For a long time we have been programming code like this whenever we have used a "set_new" function in jansson.
----
if (json_object_set_new (o, "foo", val) < 0) {
json_decref (val);
json_decref (o);
return -1;
}
// do stuff
json_decref (o);
----
One developer looked at the code for `json_object_set_new()` and found that `json_decref (val)` is called within the function on errors. So the above would cause a double free on `val` in the event there's an error.
We usually assume no side effects on failure, so this was a surprise to us. (Side note: perhaps documentation could updated to mention the call to `json_decref()` on error). This isn't the end of the world, we can adjust code.

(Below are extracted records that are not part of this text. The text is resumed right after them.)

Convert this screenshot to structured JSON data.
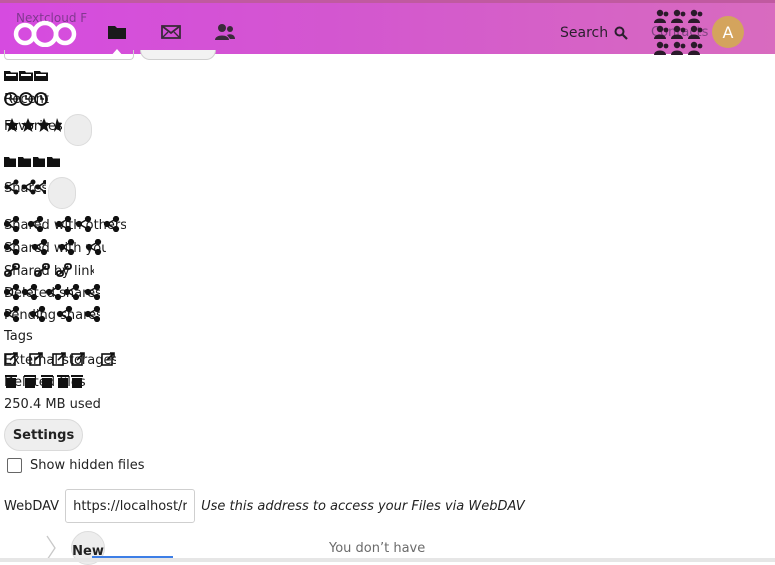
{
  "header": {
    "app_name": "Nextcloud F",
    "search_label": "Search",
    "contacts_label": "Contacts",
    "avatar_letter": "A",
    "colors": {
      "gradient_start": "#d64be0",
      "gradient_end": "#d86bbf",
      "avatar": "#d4a45d"
    },
    "apps": [
      {
        "name": "files",
        "icon": "folder-icon",
        "active": true
      },
      {
        "name": "mail",
        "icon": "mail-icon",
        "active": false
      },
      {
        "name": "contacts",
        "icon": "contacts-icon",
        "active": false
      }
    ]
  },
  "nav": {
    "recent": "Recent",
    "favorites": "Favorites",
    "shares": "Shares",
    "shared_with_others": "Shared with others",
    "shared_with_you": "Shared with you",
    "shared_by_link": "Shared by link",
    "deleted_shares": "Deleted shares",
    "pending_shares": "Pending shares",
    "tags": "Tags",
    "external_storages": "External storages",
    "deleted_files": "Deleted files"
  },
  "settings": {
    "quota": "250.4 MB used",
    "settings_label": "Settings",
    "show_hidden": "Show hidden files",
    "webdav_label": "WebDAV",
    "webdav_url": "https://localhost/remote.php/dav/files/admin/",
    "webdav_hint": "Use this address to access your Files via WebDAV"
  },
  "controls": {
    "new_label": "New",
    "no_permission": "You don’t have"
  }
}
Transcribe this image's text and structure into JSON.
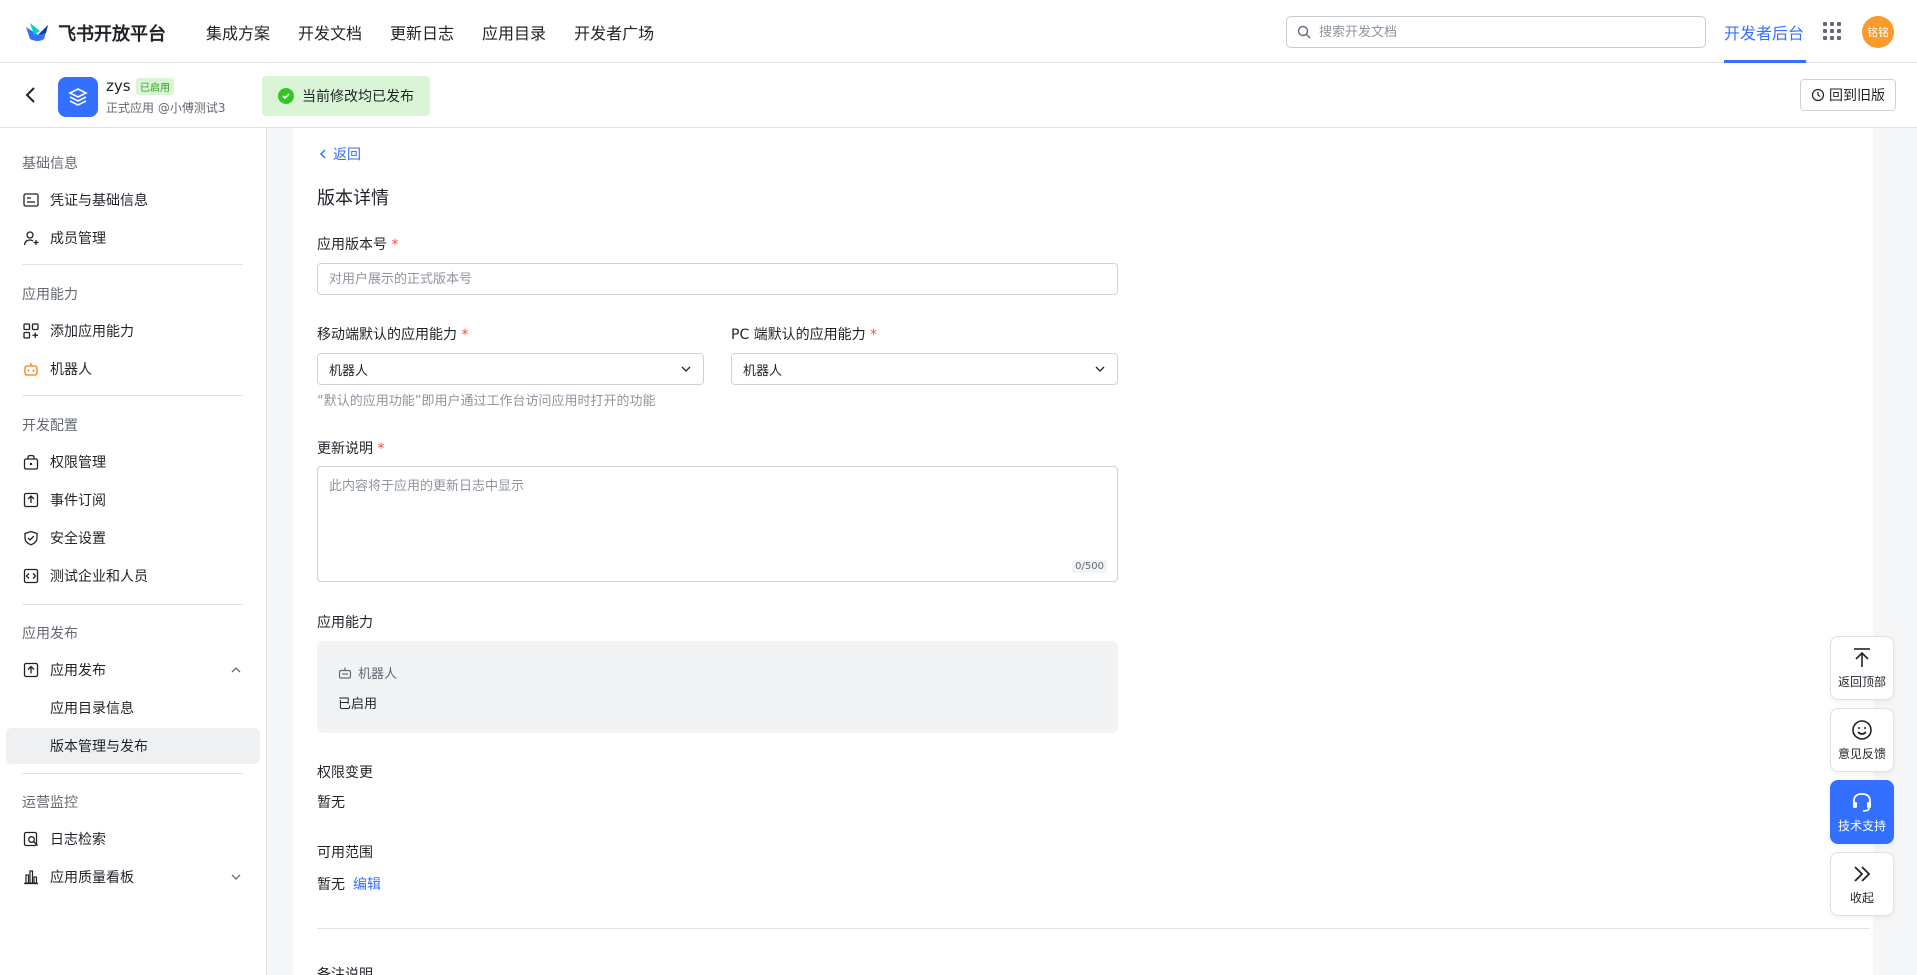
{
  "topbar": {
    "brand": "飞书开放平台",
    "nav": [
      "集成方案",
      "开发文档",
      "更新日志",
      "应用目录",
      "开发者广场"
    ],
    "search_placeholder": "搜索开发文档",
    "dev_console": "开发者后台",
    "avatar_text": "铭铭"
  },
  "appbar": {
    "app_name": "zys",
    "app_badge": "已启用",
    "app_sub": "正式应用 @小傅测试3",
    "toast": "当前修改均已发布",
    "old_version": "回到旧版"
  },
  "sidebar": {
    "group_basic": "基础信息",
    "item_credentials": "凭证与基础信息",
    "item_members": "成员管理",
    "group_ability": "应用能力",
    "item_add_ability": "添加应用能力",
    "item_bot": "机器人",
    "group_dev": "开发配置",
    "item_permission": "权限管理",
    "item_event": "事件订阅",
    "item_security": "安全设置",
    "item_test": "测试企业和人员",
    "group_publish": "应用发布",
    "item_publish": "应用发布",
    "sub_directory": "应用目录信息",
    "sub_version": "版本管理与发布",
    "group_ops": "运营监控",
    "item_logs": "日志检索",
    "item_quality": "应用质量看板"
  },
  "main": {
    "back": "返回",
    "title": "版本详情",
    "version_label": "应用版本号",
    "version_placeholder": "对用户展示的正式版本号",
    "mobile_label": "移动端默认的应用能力",
    "mobile_value": "机器人",
    "pc_label": "PC 端默认的应用能力",
    "pc_value": "机器人",
    "default_hint": "“默认的应用功能”即用户通过工作台访问应用时打开的功能",
    "notes_label": "更新说明",
    "notes_placeholder": "此内容将于应用的更新日志中显示",
    "notes_counter": "0/500",
    "ability_label": "应用能力",
    "ability_name": "机器人",
    "ability_status": "已启用",
    "perm_label": "权限变更",
    "perm_value": "暂无",
    "scope_label": "可用范围",
    "scope_value": "暂无",
    "scope_edit": "编辑",
    "remark_label": "备注说明"
  },
  "float": {
    "top": "返回顶部",
    "feedback": "意见反馈",
    "support": "技术支持",
    "collapse": "收起"
  },
  "colors": {
    "accent": "#3370ff",
    "success": "#34c724",
    "required": "#f54a45"
  }
}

However, we are having trouble parsing how to handle this with `json_pack()` usage, e.g.
---
if (!(o = json_pack ("{ s:o }", "foo", val))) {
json_decref (val);
return -1;
}
// do stuff
json_decref (o);
---
Some casual glancing at `json_pack()` code suggested that `val` could be `json_decref()`-ed, on certain error paths (I was looking in `pack_object()`) but I haven't been able to reproduce a double free under valgrind. For example, I thought the following would cause a double free:
---
if (!(o = json_pack ("{ s:o s:o }", "foo", NULL, "bar", val))) {
json_decref (val);
return -1;
}
---
but valgrind did not see the double free.
Looking for guidance on how to avoid potential double frees in this case.